Because of the well known lack of a proper web design course/degree most web designers are self taught, and I have come to see web design books and blogs as the syllabus and web conferences as the lectures in my quest to learn everything there is to know about web design. And in my opinion the lecturers are ace – experts in their field, better than any university or college could provide, and probably, all things considered, at a fraction of the price.
When I heard about the New Adventures in Web Design conference, delight and novelty aside that the conference was in Nottingham rather than in a far away (and expensive) place like London, I was also delighted that the ticket price was unbelievably reasonable (£80) without compromising on the quality of the speakers, something which was moaned about when the conference was announced because the speakers were the same old faces again.
I agree that most of the speakers at New Adventures are very seasoned at what they do and speak all over the world, and yes, apart from two I have heard them all speak before. But that’s because I am lucky enough to be able to go to the odd conference, and that is not the case for every web designer, as proven by the fact that New Adventures attracted quite a few “conference virgins” (Colly’s words). Whatever the reasons are that they never attended a web conference before, that doesn’t mean they should miss out on the good speakers.
I think by now most web designers will have bought a copy of Hardboiled Web Design (and if anybody hasn’t: what are you waiting for? A written invitation?), so it’s nice to see and hear Mr Andy Clarke in person. He has spoken in numerous high profile places on both sides of the Atlantic in recent years, so why should he not speak in Nottingham too?

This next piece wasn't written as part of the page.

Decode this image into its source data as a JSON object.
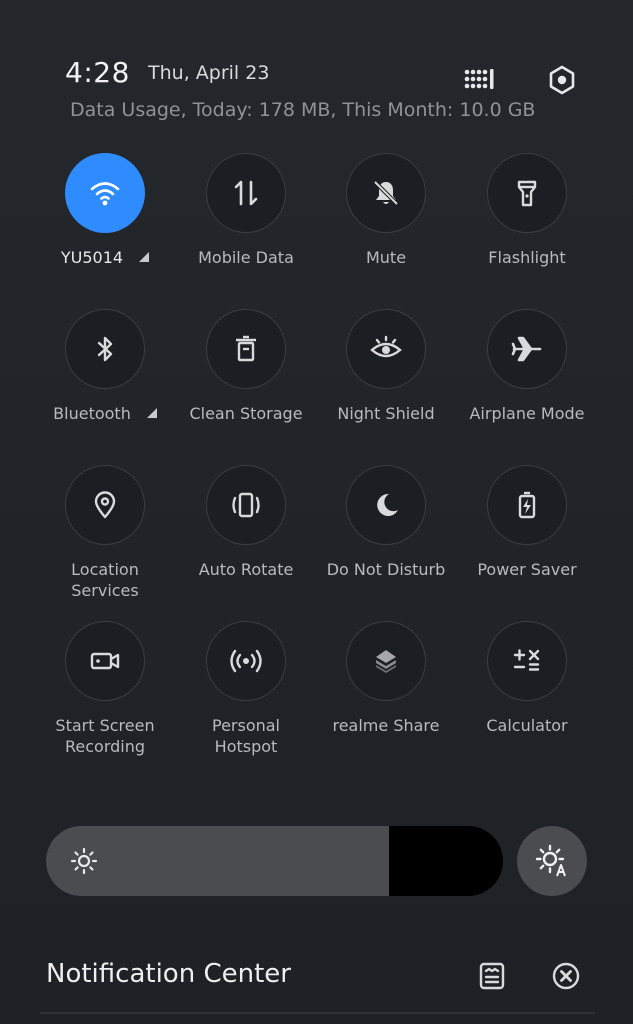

You can argue that new speakers should be given a chance to break into the speaking circuit. Well, Greg Wood is a relatively new speaker on the scene, and he was speaking at New Adventures. That said, there are other (bigger) conferences that cater for new speakers by having a B-track. And with New Adventures being a brand new conference it is probably fair to assume that such a thing would have been a bit much for a first time – but watch their space, you never know.
Anyway, New Adventures in Web Design was a great conference, one I look forward to to attend again.
The last speaker of the day, Brendan Dawes, had a quote from a stranger on the train to Nottingham: “It’s always good to sit by the window.” I want to change that into: “It’s always good to sit in the audience of good speakers (old or new)”.